A Small Office, Still Elusive
"Dear executive committee members, I stand before you now not as a fellow elected member, but as a daughter. I ask you to help me save my father, Xavier Suarez, and my entire family. We have to get him a hobby, preferably one with a title and a budget, before he drives us crazy. No, I mean really, please let him run something. Thank you."
Carolina Suarez didn't actually say that on December 9, when she nominated her father for chairman of the Republican Party of Miami-Dade County. Instead she extolled his many virtues, including reaching out to the little people. "Sometimes I think my dad is too nice. He gives his cell phone to everyone and picks up oddballs," she said. The former mayor of Miami, in a dark suit and blue tie, graciously accepted the nomination and promised to return every phone call made to him "by the end of the day."
Running against Suarez was Mary Ellen Miller, the incumbent, who had been drafted into running again by those afraid of a Suarez administration. Suarez had been campaigning hard. He encouraged a number of people, including his daughter, to run for committee positions so they could vote for him.

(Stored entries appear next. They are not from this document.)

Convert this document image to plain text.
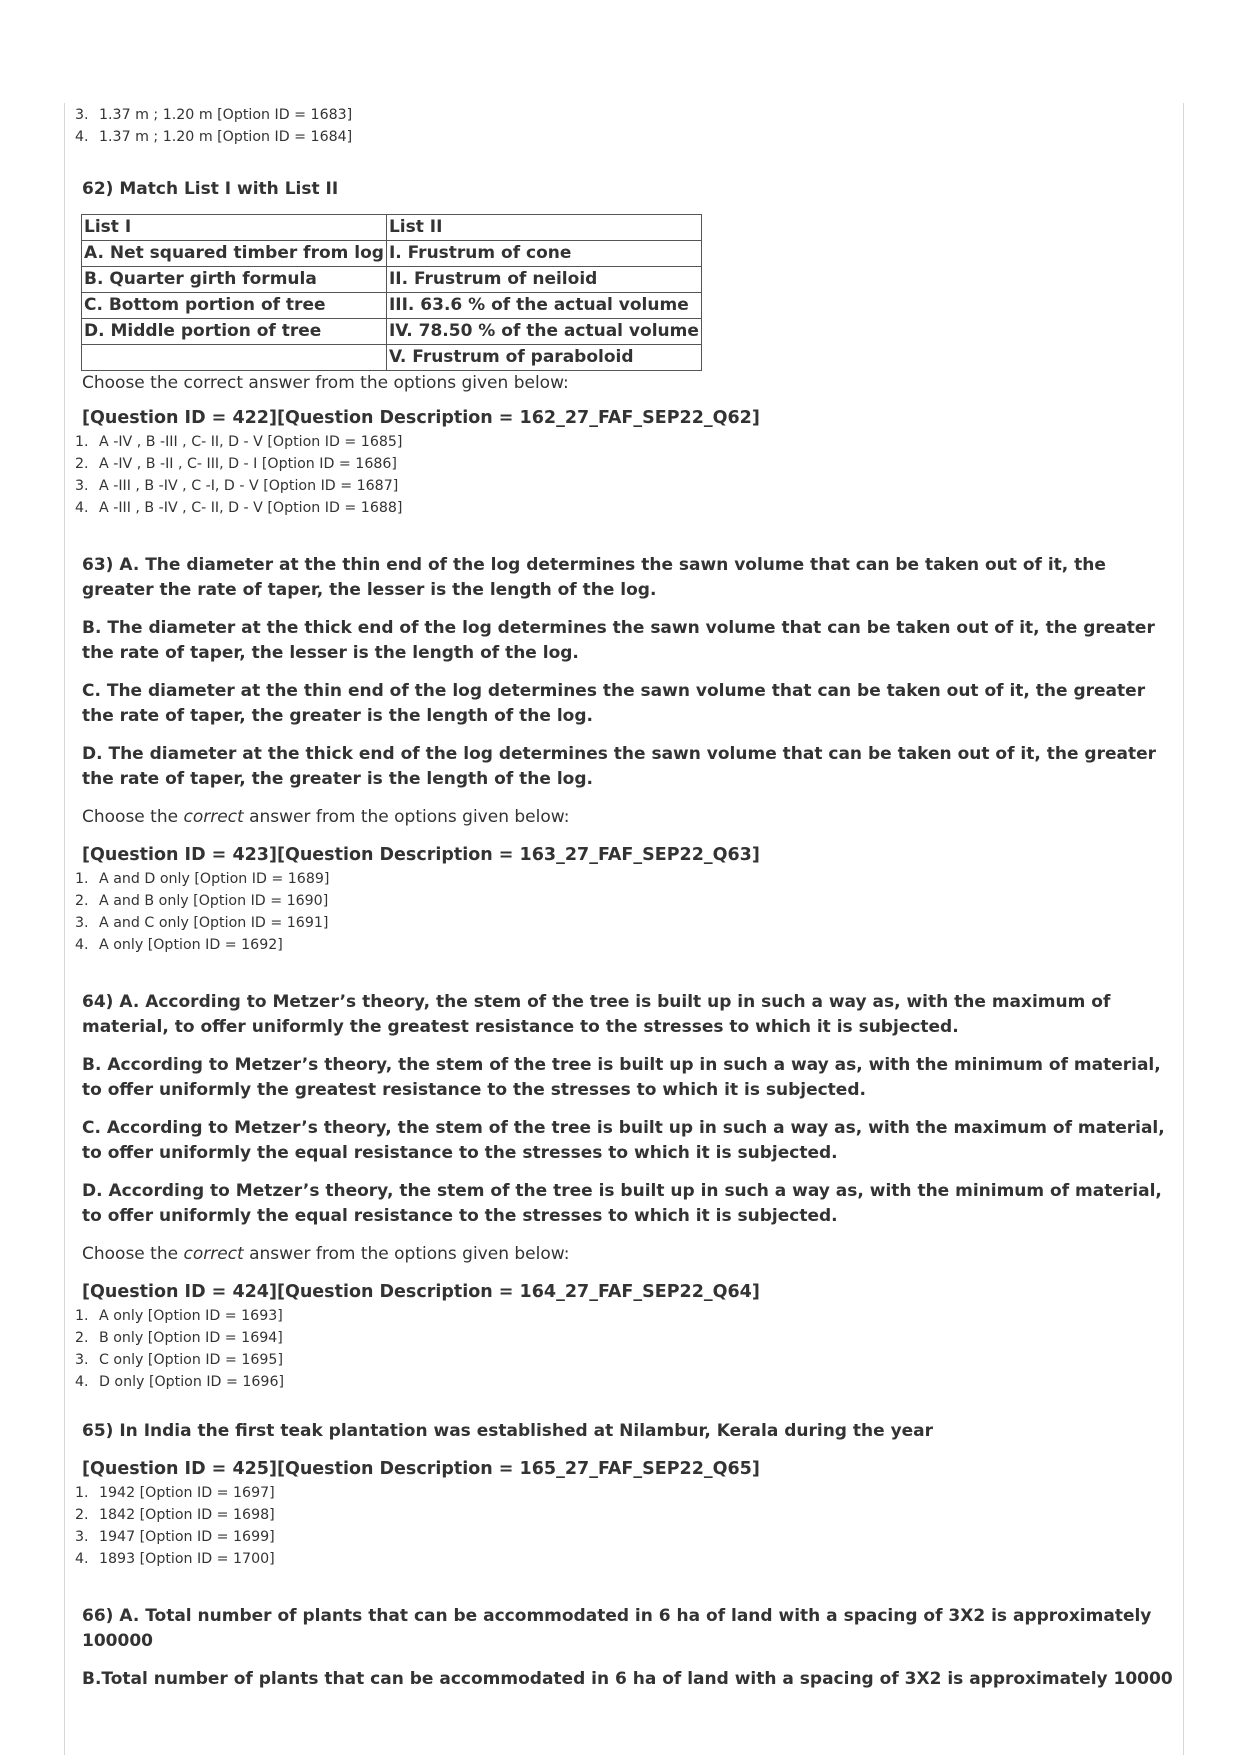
3. 1.37 m ; 1.20 m [Option ID = 1683]
4. 1.37 m ; 1.20 m [Option ID = 1684]

62) Match List I with List II

List I	List II
A. Net squared timber from log	I. Frustrum of cone
B. Quarter girth formula	II. Frustrum of neiloid
C. Bottom portion of tree	III. 63.6 % of the actual volume
D. Middle portion of tree	IV. 78.50 % of the actual volume
	V. Frustrum of paraboloid

Choose the correct answer from the options given below:

[Question ID = 422][Question Description = 162_27_FAF_SEP22_Q62]

1. A -IV , B -III , C- II, D - V [Option ID = 1685]
2. A -IV , B -II , C- III, D - I [Option ID = 1686]
3. A -III , B -IV , C -I, D - V [Option ID = 1687]
4. A -III , B -IV , C- II, D - V [Option ID = 1688]

63) A. The diameter at the thin end of the log determines the sawn volume that can be taken out of it, the greater the rate of taper, the lesser is the length of the log.

B. The diameter at the thick end of the log determines the sawn volume that can be taken out of it, the greater the rate of taper, the lesser is the length of the log.

C. The diameter at the thin end of the log determines the sawn volume that can be taken out of it, the greater the rate of taper, the greater is the length of the log.

D. The diameter at the thick end of the log determines the sawn volume that can be taken out of it, the greater the rate of taper, the greater is the length of the log.

Choose the correct answer from the options given below:

[Question ID = 423][Question Description = 163_27_FAF_SEP22_Q63]

1. A and D only [Option ID = 1689]
2. A and B only [Option ID = 1690]
3. A and C only [Option ID = 1691]
4. A only [Option ID = 1692]

64) A. According to Metzer’s theory, the stem of the tree is built up in such a way as, with the maximum of material, to offer uniformly the greatest resistance to the stresses to which it is subjected.

B. According to Metzer’s theory, the stem of the tree is built up in such a way as, with the minimum of material, to offer uniformly the greatest resistance to the stresses to which it is subjected.

C. According to Metzer’s theory, the stem of the tree is built up in such a way as, with the maximum of material, to offer uniformly the equal resistance to the stresses to which it is subjected.

D. According to Metzer’s theory, the stem of the tree is built up in such a way as, with the minimum of material, to offer uniformly the equal resistance to the stresses to which it is subjected.

Choose the correct answer from the options given below:

[Question ID = 424][Question Description = 164_27_FAF_SEP22_Q64]

1. A only [Option ID = 1693]
2. B only [Option ID = 1694]
3. C only [Option ID = 1695]
4. D only [Option ID = 1696]

65) In India the first teak plantation was established at Nilambur, Kerala during the year

[Question ID = 425][Question Description = 165_27_FAF_SEP22_Q65]

1. 1942 [Option ID = 1697]
2. 1842 [Option ID = 1698]
3. 1947 [Option ID = 1699]
4. 1893 [Option ID = 1700]

66) A. Total number of plants that can be accommodated in 6 ha of land with a spacing of 3X2 is approximately 100000

B.Total number of plants that can be accommodated in 6 ha of land with a spacing of 3X2 is approximately 10000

He also worked the phones trying to secure votes and, some said, made vague allusions to developing an "international plan" for the party.
As voting proceeded, Suarez paced the aisles restlessly. At the end, the score was Miller 56, Suarez 43. After a concession speech, Suarez left with a contingent of supporters, who were not there to vote for a Suarez ally running for another position. Result: She lost too.